Arena arena_new(size_t size) {
    Arena a = {0};
    a.capacity = size;
    a.buffer = calloc(size, sizeof(uint8_t));
    assert(a.buffer && "Ran out of RAM?");
    return a;
}

void* arena_alloc(Arena* a, size_t size) {
    assert(a->buffer);
    assert(a->used + size < a->capacity);
    void* buf = a->buffer + a->used;
    a->used += size;
    return buf;
}

void arena_free(Arena* a) {
    assert(a->buffer);
    free(a->buffer);
    memset(a, 0, sizeof(Arena));
}
        
    
I just do assertions instead of error handling since if we can out of memory, what can we do?
It's getting late. So this is all I did in day 1, holy productivity...

Day 2 - Take a look at some tokens

Commits covered

Before we can extract the tokens, we have to read the file into memory. Since nob requires some hoops to jump through to use a custom allocator and I don't want to make our allocator global (to be more explicit). I'll implement the famous da_append(...) macro, and accept an arena. Also the String, and StringView primitives to make strings easier in C. To explain them, they are just non-null terminated strings, String is an owned string (like Rusts String) and String_View is a view (&str), it's immutable. To ease reporting errors in the future I'll also define a struct for a source file (String of the source contents, and a name of the file)
When it comes to lexing/tokenizing source code, the most common way to represent the results of this process, is a tagged union.
Because I just want to layout the structure of the lexer, I'm going to implement a single token kind - an unsigned integer.

        
typedef enum {
    TT_NUMBER
} TokenType;

typedef struct {
    TokenType type;
    size_t offset;
    union {
        uint64_t number;
    };
} Token;
        
    
Ok so after some bickering with C, we have our own specified da_push generic macro for dynamic arrays. Time to actually lex code. This is our lexer state
        
typedef struct {
    SourceFile const* source;
    size_t pos;
} Lexer;
        
    
The `SourceFile` keeps track of the actual content and name of the file that we are processing.
Since our current task is so simple we can just skip whitespace (since that is insignificant, looking at python...) This logic is described in this code snippet And just do the lexing, which can be viewed in the repo now :)
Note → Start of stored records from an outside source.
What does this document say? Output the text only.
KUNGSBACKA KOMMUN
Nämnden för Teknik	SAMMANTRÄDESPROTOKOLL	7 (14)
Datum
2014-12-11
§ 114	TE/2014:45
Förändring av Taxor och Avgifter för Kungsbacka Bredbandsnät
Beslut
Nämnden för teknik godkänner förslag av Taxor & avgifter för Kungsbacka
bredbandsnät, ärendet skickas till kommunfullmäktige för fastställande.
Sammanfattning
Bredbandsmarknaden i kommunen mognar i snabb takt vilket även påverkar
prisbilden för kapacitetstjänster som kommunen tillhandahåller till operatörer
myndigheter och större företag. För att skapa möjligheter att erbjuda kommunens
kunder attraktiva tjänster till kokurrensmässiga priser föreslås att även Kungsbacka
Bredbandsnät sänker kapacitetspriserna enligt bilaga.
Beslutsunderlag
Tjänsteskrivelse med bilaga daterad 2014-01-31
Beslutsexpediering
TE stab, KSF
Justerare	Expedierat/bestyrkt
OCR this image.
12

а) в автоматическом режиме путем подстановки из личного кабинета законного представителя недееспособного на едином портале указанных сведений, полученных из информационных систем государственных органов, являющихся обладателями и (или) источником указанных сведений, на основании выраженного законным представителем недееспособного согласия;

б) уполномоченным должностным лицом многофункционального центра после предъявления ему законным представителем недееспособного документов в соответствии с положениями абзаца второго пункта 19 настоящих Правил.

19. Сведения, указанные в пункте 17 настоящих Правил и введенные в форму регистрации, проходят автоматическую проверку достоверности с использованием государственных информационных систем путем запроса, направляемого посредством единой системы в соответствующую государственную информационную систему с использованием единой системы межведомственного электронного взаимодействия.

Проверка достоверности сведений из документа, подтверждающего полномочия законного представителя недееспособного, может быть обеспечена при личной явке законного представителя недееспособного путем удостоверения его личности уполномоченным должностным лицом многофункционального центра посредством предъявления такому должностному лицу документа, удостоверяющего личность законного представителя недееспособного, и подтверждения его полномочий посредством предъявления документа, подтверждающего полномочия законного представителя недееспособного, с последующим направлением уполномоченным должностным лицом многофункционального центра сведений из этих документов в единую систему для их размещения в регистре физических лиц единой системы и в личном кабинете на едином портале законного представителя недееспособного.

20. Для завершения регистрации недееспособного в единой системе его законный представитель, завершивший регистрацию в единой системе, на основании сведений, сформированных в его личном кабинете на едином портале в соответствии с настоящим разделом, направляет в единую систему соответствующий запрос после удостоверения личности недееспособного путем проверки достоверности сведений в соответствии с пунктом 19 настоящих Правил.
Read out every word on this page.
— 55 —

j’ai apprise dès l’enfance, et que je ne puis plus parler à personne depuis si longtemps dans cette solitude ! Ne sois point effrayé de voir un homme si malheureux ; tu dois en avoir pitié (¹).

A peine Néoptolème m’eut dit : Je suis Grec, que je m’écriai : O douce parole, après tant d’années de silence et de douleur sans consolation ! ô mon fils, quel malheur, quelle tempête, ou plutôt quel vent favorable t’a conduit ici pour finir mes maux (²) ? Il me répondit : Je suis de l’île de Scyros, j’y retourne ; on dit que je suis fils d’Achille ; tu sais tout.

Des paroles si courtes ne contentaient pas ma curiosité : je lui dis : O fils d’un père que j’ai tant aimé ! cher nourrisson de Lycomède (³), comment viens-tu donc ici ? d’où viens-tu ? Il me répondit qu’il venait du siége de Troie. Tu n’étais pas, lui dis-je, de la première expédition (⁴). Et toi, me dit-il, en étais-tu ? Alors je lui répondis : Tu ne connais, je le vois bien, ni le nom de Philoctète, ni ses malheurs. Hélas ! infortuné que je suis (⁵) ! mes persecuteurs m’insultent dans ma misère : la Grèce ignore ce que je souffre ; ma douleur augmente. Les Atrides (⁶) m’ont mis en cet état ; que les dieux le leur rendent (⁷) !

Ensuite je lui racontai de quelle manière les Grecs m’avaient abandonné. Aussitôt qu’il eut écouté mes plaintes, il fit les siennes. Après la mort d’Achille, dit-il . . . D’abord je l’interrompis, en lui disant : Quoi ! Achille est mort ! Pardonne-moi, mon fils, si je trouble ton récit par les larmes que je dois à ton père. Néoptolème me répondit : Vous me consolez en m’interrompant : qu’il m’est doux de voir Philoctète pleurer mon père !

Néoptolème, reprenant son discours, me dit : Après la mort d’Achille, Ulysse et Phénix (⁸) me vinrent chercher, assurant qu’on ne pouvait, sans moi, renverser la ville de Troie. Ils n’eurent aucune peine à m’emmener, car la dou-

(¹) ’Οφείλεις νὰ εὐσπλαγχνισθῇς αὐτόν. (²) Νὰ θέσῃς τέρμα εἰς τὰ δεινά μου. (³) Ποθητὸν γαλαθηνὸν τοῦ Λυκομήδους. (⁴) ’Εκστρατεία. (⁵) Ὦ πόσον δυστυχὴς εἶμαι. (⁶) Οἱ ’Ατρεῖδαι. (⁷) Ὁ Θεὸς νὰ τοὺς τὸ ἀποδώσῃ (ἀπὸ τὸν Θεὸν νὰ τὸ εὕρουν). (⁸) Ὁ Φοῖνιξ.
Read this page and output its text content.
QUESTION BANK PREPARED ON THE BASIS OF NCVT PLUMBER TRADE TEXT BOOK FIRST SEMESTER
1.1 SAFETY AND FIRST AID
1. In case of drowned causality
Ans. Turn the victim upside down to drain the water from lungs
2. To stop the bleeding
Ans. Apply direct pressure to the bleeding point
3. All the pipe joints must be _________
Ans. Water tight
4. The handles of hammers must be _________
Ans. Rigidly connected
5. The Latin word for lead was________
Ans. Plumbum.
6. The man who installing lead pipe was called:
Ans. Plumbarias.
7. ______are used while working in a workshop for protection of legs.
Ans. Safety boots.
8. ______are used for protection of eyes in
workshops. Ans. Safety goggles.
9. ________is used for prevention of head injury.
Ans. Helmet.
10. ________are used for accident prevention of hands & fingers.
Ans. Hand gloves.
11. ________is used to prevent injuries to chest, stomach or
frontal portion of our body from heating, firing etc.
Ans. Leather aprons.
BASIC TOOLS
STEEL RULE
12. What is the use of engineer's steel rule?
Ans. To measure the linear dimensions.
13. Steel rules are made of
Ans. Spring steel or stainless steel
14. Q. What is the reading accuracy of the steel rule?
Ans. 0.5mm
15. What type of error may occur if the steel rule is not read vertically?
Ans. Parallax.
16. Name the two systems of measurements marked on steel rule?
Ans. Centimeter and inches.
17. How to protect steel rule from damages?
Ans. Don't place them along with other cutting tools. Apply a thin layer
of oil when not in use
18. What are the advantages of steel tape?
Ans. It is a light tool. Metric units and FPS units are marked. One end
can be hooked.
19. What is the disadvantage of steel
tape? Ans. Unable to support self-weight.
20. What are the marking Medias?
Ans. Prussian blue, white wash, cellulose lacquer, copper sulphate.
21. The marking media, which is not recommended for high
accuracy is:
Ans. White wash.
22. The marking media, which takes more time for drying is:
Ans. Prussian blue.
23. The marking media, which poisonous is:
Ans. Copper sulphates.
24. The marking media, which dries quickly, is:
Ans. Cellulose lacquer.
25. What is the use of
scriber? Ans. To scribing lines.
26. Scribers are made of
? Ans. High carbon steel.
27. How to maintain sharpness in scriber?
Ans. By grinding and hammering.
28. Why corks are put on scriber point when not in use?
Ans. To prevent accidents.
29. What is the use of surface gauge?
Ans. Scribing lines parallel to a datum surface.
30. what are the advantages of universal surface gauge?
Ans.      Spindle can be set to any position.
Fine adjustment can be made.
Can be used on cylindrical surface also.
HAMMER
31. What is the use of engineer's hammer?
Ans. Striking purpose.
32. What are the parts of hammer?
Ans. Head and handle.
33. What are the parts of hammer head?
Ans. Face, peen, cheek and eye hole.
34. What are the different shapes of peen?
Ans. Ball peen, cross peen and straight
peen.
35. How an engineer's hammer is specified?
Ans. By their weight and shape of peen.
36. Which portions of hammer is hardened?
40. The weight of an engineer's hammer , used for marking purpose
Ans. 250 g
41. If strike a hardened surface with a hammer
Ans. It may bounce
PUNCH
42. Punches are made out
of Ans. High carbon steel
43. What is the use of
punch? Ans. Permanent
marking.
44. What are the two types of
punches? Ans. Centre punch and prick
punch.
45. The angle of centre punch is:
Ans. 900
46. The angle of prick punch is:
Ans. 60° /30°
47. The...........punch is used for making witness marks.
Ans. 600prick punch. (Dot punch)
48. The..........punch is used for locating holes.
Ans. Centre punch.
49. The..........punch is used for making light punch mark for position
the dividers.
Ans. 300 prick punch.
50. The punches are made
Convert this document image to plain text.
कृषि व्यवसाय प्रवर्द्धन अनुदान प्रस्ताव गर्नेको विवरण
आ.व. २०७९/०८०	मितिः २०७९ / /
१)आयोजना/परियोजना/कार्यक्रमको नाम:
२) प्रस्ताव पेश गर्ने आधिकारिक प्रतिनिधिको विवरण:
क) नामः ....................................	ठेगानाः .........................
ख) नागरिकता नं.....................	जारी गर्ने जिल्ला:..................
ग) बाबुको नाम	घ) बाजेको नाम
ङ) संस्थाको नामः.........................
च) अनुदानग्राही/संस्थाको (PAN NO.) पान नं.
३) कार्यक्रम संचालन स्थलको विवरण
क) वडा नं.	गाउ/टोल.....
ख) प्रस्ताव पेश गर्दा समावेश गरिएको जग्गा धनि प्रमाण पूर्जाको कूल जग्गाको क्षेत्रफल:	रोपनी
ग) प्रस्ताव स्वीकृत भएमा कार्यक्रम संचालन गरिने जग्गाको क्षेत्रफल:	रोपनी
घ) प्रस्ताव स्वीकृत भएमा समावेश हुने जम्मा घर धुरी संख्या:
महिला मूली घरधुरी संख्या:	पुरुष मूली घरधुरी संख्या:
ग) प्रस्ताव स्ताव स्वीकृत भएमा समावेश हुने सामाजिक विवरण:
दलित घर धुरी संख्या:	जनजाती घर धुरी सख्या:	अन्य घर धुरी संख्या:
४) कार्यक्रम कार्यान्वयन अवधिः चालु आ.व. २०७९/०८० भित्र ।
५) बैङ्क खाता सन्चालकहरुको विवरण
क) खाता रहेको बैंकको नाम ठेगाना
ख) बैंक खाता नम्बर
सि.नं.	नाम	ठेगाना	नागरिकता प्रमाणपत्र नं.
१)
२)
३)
Day 3 - Discussing parsing trees, and error reporting

Ok first I just implemented a printer which is not that complicated (Source)
And now we need operators, of which I'll just go with `+` and `-`. Since they are single characters lexing them is really easy (Source).
I hope you appreaciate my web dev skillz (surely)
Time for a parser (weeeeeeeeeeeeeeee). This is the part I hate just because operator precedence feels like magic, even though I understand that. We essentially just put the operators with "higher binding power" lower in the tree. The helping hand is the Crafting interpreters book by Robert Nystrom, if you want to build a language that book is a MUST have. The book is paid so I don't know the legality of providing a snippet of the BNF, however such BNF can be derived by hand (which I did in my prior projects when I didn't know about the previously mentioned book. What I forgot about the lexer is that we need to report errors. I was already keeping track of the bbyte offset of the token within the file, but I wasn't tracking the length and the origin of the token, so I need to fix that up that up real quick.
Ok so C was a bit more of a beast than I expected however I pulled through

Day 4 - Expressions

Time to implement some expression parsing, since Bong will be expression based (no distinction between statements and expressions) Everything: if, while, let statements, will be an expression. I did implement the expressions after a slight hiccup when wrapping my head around the way that data flows during parsing of the binary expressions, however I did implement the most basic thing (+ and -).